Many layer feeds are formulated at 15% protein. I sometimes wonder whether adhering to a minimum is good for birds?
Too much protein can force hens to lay too often, and that can be bad for their long term health. If fed too high a protein mix while young, their combs can overdevelop. But to my mind it could also be that these symptoms relate as much to the protein source (e.g. meat meal) as to the presence of extra protein at all. Without having full access to nutritional information databases (as I would have if I were a scientist), these are questions, not conclusions.
In sheep, adding protein (in the form of lupins and lucerne with a little barley) to their grass diet vastly improves worm resistance. Agricultural theory seems to suggest this is entirely to do with feeding dry matter uncontaminated with worm larvae (therefore reducing the amount of contaminated grass ingested). Having kept sheep without the use of commercial wormers (except when attempting to save a sheep that hadn't been fed extra protein or minerals) on wet, warm summer coastal grass, I think there's a fair bit more going on. It does seem as though extra protein may strengthen the gut's ability to fend off even the nasty barber's pole worm (which causes anaemia and can easily kill its host). Without wishing to generalise from a handful of sheep, these experiences still make me wonder whether 15% protein is high enough to keep chickens healthy. Interestingly, my 1940s chicken book suggested that worms were not a big issue in poultry, and the author was somewhat skeptical about the introduction of worming chemicals. (I've often said before, I wonder whether wormers themselves may predispose the gut to new worms?)

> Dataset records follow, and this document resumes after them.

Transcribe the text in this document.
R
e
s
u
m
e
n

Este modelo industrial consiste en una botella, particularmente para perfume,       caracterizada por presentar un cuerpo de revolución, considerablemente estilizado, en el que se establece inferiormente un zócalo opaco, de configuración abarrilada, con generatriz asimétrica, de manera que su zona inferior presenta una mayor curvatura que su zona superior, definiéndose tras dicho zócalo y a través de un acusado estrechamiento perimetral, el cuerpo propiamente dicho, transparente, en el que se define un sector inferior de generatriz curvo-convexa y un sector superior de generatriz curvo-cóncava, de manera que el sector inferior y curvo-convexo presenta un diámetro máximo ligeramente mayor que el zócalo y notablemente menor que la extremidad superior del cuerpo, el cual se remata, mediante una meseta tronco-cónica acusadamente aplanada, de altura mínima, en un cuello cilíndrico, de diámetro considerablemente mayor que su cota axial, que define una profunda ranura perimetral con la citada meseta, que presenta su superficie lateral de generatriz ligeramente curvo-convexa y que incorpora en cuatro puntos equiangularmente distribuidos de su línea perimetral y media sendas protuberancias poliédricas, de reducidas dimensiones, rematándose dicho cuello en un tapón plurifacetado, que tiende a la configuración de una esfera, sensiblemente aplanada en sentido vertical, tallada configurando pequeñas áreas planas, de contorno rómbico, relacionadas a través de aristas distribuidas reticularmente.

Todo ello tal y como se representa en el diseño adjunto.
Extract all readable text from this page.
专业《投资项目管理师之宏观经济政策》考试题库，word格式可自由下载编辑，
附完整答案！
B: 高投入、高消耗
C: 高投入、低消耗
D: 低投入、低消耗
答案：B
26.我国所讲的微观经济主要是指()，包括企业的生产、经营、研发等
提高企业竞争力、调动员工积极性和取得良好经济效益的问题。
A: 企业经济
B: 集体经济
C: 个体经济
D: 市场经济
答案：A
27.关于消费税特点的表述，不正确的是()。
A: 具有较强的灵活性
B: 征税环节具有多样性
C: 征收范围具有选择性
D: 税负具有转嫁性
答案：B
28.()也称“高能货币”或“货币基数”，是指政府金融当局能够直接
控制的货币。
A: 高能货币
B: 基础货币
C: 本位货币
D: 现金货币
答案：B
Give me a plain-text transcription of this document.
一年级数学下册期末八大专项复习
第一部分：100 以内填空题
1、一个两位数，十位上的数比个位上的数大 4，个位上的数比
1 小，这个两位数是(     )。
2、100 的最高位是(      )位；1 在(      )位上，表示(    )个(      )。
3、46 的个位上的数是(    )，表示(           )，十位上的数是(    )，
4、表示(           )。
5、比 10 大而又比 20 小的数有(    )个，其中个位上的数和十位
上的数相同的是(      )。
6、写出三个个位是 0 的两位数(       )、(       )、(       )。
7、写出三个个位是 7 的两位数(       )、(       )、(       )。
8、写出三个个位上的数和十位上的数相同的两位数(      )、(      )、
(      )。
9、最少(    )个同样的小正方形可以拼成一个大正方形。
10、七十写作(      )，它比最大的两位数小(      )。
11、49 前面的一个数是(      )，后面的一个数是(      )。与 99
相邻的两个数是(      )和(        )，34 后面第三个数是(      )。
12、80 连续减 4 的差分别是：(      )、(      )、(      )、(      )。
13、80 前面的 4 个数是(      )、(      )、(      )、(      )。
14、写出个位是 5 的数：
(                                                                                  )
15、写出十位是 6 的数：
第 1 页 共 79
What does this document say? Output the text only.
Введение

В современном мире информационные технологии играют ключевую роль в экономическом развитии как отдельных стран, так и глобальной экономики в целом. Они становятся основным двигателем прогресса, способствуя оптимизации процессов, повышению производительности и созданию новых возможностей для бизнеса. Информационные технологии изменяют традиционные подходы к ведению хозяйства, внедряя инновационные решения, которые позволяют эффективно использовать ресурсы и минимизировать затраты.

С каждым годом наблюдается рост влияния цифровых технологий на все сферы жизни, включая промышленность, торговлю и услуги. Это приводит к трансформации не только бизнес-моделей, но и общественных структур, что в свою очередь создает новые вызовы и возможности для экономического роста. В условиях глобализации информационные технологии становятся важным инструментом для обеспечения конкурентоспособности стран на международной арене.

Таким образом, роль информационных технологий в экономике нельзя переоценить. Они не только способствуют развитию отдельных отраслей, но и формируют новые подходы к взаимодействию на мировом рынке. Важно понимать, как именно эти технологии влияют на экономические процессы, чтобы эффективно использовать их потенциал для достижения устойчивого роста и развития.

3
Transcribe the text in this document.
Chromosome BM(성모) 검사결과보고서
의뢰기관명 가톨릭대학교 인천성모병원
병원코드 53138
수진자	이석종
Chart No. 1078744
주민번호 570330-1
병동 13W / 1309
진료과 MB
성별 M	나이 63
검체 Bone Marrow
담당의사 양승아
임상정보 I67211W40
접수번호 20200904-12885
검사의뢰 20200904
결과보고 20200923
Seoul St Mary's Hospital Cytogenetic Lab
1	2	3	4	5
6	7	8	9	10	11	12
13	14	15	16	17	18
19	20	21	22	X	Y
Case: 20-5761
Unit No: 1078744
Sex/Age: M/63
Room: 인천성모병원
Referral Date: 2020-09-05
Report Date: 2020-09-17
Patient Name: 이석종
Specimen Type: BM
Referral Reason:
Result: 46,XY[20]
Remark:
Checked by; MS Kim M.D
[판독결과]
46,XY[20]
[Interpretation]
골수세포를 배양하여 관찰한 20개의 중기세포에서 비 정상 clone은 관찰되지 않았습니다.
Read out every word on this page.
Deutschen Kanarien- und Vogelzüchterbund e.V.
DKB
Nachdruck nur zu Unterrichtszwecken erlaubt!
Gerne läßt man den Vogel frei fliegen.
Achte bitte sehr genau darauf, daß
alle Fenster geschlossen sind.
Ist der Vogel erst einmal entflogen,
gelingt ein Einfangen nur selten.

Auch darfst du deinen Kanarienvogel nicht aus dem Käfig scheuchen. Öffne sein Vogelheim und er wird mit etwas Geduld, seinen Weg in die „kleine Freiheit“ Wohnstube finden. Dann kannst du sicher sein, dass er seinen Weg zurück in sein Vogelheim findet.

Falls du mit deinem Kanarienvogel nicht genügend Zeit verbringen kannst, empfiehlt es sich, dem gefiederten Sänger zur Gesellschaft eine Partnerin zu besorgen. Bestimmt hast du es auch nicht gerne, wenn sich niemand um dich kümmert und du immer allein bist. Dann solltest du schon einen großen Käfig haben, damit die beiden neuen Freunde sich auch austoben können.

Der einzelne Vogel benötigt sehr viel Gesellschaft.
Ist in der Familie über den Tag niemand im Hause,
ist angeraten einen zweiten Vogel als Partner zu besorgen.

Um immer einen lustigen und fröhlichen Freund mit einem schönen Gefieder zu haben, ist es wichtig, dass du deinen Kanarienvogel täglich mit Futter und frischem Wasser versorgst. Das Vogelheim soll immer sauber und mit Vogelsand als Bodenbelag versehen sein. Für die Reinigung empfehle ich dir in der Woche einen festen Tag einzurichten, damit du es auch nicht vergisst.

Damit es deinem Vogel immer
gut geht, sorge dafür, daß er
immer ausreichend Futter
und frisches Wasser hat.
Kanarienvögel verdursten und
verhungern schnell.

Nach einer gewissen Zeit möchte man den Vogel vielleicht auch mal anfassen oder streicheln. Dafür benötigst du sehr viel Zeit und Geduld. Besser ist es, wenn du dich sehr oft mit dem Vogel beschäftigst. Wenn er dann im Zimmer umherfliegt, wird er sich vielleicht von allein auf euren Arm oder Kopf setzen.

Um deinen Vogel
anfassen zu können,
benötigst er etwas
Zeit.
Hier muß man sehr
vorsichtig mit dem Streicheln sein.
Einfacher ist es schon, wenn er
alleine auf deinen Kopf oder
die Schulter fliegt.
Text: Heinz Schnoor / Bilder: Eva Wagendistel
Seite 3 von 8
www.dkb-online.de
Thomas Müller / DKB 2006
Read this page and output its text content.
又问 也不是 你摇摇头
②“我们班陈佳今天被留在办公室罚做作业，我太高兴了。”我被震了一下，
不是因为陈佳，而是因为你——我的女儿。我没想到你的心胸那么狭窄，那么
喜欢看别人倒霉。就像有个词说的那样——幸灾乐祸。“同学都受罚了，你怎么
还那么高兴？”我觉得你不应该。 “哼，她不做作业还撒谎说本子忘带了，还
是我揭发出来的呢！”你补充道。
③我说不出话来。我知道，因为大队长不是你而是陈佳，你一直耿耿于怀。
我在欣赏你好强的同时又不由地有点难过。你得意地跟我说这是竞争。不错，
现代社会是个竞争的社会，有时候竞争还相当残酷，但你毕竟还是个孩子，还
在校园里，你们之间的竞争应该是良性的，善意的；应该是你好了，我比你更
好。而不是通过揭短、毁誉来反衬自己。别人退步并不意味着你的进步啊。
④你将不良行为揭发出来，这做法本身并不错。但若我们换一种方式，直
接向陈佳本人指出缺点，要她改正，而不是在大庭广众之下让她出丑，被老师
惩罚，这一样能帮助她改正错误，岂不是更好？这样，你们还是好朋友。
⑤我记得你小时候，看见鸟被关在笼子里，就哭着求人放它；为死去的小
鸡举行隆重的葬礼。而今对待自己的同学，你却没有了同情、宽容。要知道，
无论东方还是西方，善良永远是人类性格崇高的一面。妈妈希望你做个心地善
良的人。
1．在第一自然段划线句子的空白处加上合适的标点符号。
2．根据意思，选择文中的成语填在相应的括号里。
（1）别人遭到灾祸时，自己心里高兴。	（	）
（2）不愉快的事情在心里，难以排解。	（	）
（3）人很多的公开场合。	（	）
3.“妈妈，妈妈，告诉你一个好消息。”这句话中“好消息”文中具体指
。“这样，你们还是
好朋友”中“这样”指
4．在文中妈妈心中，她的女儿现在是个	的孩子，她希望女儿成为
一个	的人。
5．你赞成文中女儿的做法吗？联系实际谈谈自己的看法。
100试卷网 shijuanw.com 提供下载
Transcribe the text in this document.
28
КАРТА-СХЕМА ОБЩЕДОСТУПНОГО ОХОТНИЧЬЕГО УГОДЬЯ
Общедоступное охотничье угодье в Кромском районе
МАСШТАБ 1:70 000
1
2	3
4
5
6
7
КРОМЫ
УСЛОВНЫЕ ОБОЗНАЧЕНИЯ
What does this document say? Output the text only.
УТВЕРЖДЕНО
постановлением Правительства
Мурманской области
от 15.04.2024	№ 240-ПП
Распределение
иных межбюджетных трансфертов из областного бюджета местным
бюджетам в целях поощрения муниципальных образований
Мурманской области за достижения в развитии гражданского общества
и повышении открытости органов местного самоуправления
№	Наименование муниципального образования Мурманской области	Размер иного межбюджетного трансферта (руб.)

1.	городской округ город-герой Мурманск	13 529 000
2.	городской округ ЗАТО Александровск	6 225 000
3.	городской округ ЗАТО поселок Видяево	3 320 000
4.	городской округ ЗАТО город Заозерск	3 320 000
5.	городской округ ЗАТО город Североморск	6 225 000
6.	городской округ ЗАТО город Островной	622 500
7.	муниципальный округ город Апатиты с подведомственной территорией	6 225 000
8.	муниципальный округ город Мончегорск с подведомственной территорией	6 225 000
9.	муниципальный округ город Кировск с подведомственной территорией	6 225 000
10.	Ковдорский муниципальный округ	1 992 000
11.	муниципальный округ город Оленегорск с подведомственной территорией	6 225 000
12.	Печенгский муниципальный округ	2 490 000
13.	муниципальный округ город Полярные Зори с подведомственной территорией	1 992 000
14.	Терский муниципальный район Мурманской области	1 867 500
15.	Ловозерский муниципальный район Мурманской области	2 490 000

There are strong incentives for feed producers to aim at the lowest possible protein level: protein is among the more expensive of feed inclusions. But perhaps at minimum levels, chickens can't fend off worms very well. It's possible the use of minimum protein helps us stay addicted to agricultural chemicals.
These are questions, and I don't mean to make a claim either way. Whatever the case, 15% is too low for growing birds or for table birds. 20% is closer to the mark. 21-23% probably wouldn't hurt. I'll make sure I watch my chickens for signs of worms, and I'm not going to let animals waste away or get ill if they clearly require chemical worming. But I certainly won't be jumping for the chemical bottle if other methods prove to be useful in a preventive sense.